Who Opened Circle?
Some ideas don’t arrive suddenly - they grow quietly over years
The four of us spent long stretches inside the familiar circles of teaching, training, and work. Those circles were wide enough to feel comfortable, but not wide enough to spark the change we wished to see. We realised that learning itself was trapped in a loop: fast, crowded, predictable, and losing its human pace. That realisation became the seed for Open Circle.
We are four friends who began on the same college campus, wandered into different worlds, and eventually found our way back to one another. Two of us come from academia, one from law and public service, and one from business. Different paths, different pressures, but a shared belief that learning could – and should – feel more alive.
Open Circle is the space we created to bring that belief to life. A space where learning slows down enough to sink in, where nature becomes part of the classroom, and where experiences matter as much as outcomes. Here, green meets blue, structure meets spontaneity, and ideas meet real-world practice.
Most of all, it is a space built by friends who still enjoy thinking, creating, and imagining together – reimagining learning for a media-rich, fast-moving world, and opening the circle so that others can join in.
How Circle lines opened up!
It began the way most good things at Open Circle – A Transformational Training House begin: slowly, warmly, and with a sense of play. There were no hurried deadlines, no pressure to “finalise something”; instead, there were long sits, relaxed calls, and chats that wandered the way real conversations about learning often do.
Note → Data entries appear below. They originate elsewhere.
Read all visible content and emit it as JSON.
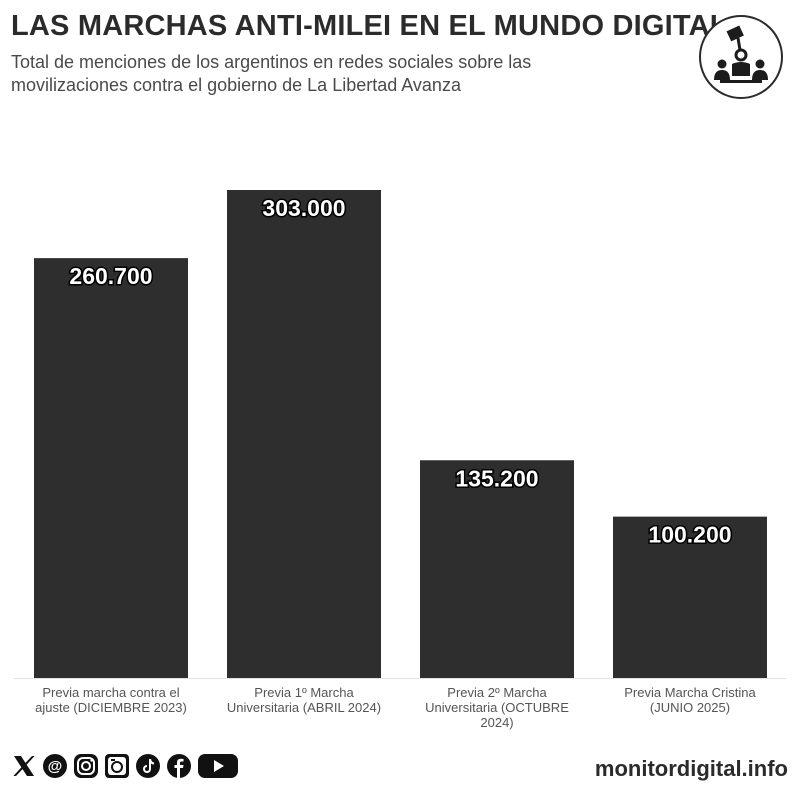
{
  "header": {
    "title": "LAS MARCHAS ANTI-MILEI EN EL MUNDO DIGITAL",
    "subtitle": "Total de menciones de los argentinos en redes sociales sobre las movilizaciones contra el gobierno de La Libertad Avanza"
  },
  "colors": {
    "bar": "#2e2e2e",
    "label_text": "#ffffff",
    "axis_text": "#555555"
  },
  "chart_data": {
    "type": "bar",
    "title": "LAS MARCHAS ANTI-MILEI EN EL MUNDO DIGITAL",
    "subtitle": "Total de menciones de los argentinos en redes sociales sobre las movilizaciones contra el gobierno de La Libertad Avanza",
    "categories": [
      [
        "Previa marcha contra el",
        "ajuste (DICIEMBRE 2023)"
      ],
      [
        "Previa 1º Marcha",
        "Universitaria (ABRIL 2024)"
      ],
      [
        "Previa 2º Marcha",
        "Universitaria (OCTUBRE",
        "2024)"
      ],
      [
        "Previa Marcha Cristina",
        "(JUNIO 2025)"
      ]
    ],
    "values": [
      260700,
      303000,
      135200,
      100200
    ],
    "data_labels": [
      "260.700",
      "303.000",
      "135.200",
      "100.200"
    ],
    "xlabel": "",
    "ylabel": "",
    "ylim": [
      0,
      303000
    ],
    "grid": false,
    "legend": "none"
  },
  "footer": {
    "social_icons": [
      "x-icon",
      "threads-icon",
      "instagram-icon",
      "camera-icon",
      "tiktok-icon",
      "facebook-icon",
      "youtube-icon"
    ],
    "site": "monitordigital.info"
  }
}
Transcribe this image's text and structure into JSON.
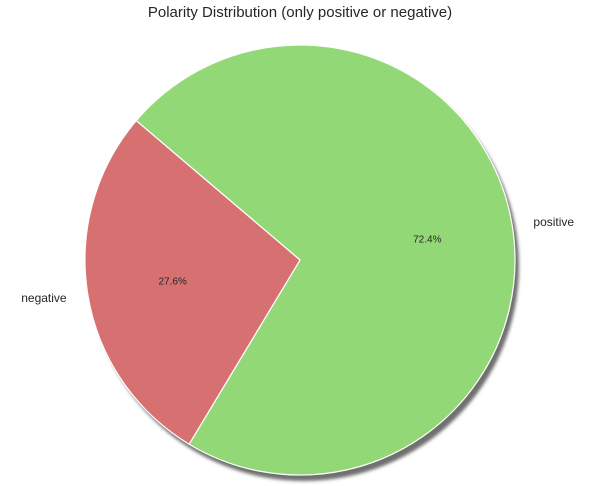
{
  "chart_data": {
    "type": "pie",
    "title": "Polarity Distribution (only positive or negative)",
    "slices": [
      {
        "label": "positive",
        "value": 72.4,
        "pct_label": "72.4%",
        "color": "#92d876"
      },
      {
        "label": "negative",
        "value": 27.6,
        "pct_label": "27.6%",
        "color": "#d77171"
      }
    ],
    "shadow": true,
    "edge_color": "#ffffff"
  }
}
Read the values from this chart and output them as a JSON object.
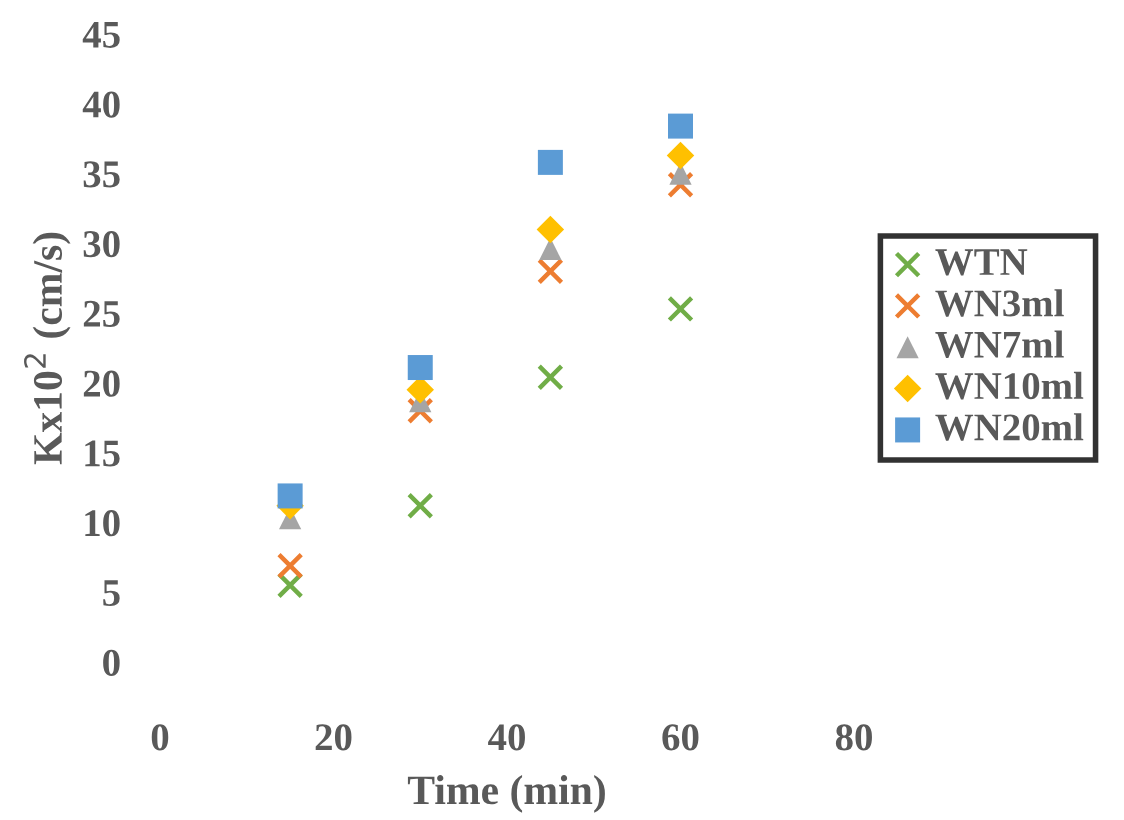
{
  "chart_data": {
    "type": "scatter",
    "xlabel": "Time (min)",
    "ylabel": "Kx10$^{2}$ (cm/s)",
    "x": [
      15,
      30,
      45,
      60
    ],
    "series": [
      {
        "name": "WTN",
        "color": "#70ad47",
        "marker": "cross",
        "values": [
          5.5,
          11.2,
          20.4,
          25.3
        ]
      },
      {
        "name": "WN3ml",
        "color": "#ed7d31",
        "marker": "cross",
        "values": [
          6.9,
          18.0,
          28.0,
          34.2
        ]
      },
      {
        "name": "WN7ml",
        "color": "#a5a5a5",
        "marker": "triangle",
        "values": [
          10.3,
          18.7,
          29.6,
          35.0
        ]
      },
      {
        "name": "WN10ml",
        "color": "#ffc000",
        "marker": "diamond",
        "values": [
          11.2,
          19.5,
          31.0,
          36.3
        ]
      },
      {
        "name": "WN20ml",
        "color": "#5b9bd5",
        "marker": "square",
        "values": [
          11.9,
          21.1,
          35.8,
          38.4
        ]
      }
    ],
    "xlim": [
      0,
      80
    ],
    "xticks": [
      0,
      20,
      40,
      60,
      80
    ],
    "ylim": [
      0,
      45
    ],
    "yticks": [
      0,
      5,
      10,
      15,
      20,
      25,
      30,
      35,
      40,
      45
    ],
    "grid": false,
    "legend": "right"
  }
}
At the heart of these conversations was a simple thought: learning and living are not two separate journeys – they are the same circle, drawn again and again with deeper meaning each time.
Why Circles?
Circles kept returning to the discussion like an instinct. Circles speak of completeness, of cycles, of the way we revisit ideas, experiences, and relationships.
They repeat, but never mechanically. They look the same, but each loop carries a new layer of understanding. Just like life. Just like learning.
And so the circle became the soul of the logo.
Why Many Circles, Not One?
The Open Circle approach is not a single stroke. It is many strokes woven together –
the learner’s curiosity, the mentor’s guidance, the environment’s influence, the community’s energy.
As the design evolved, two sets of circles began to overlap and flow into one another.
This interlacing became the visual metaphor for the interconnectedness of living and learning. The logo stopped being a symbol and began to feel like a movement.
Why These Colours?
The choice of colours was deliberate:
Teal – the colour of growth, reflection, calm thinking, and intellectual honesty
Amber/yellow – the colour of warmth, conversation, optimism, and human connection
Together, they communicate what Open Circle stands for:
growth with warmth, structure with openness, learning with joy.
What the Final Logo Signifies
When the circles settled into their final form, what emerged, more than a design, became a story in itself:
- Two circles, two journeys – living and learning
- Interwoven lines – experiences influencing each other
- Continuous loops – repetition, reflection, refinement
- Open ends – an invitation to join, explore, and grow
- A balanced centre – where clarity, capability, and confidence meet
- It is not a closed circle.
- It is not a perfect one either.
- It is an open circle-alive, evolving, expanding.
- Exactly like the people who walk into this space.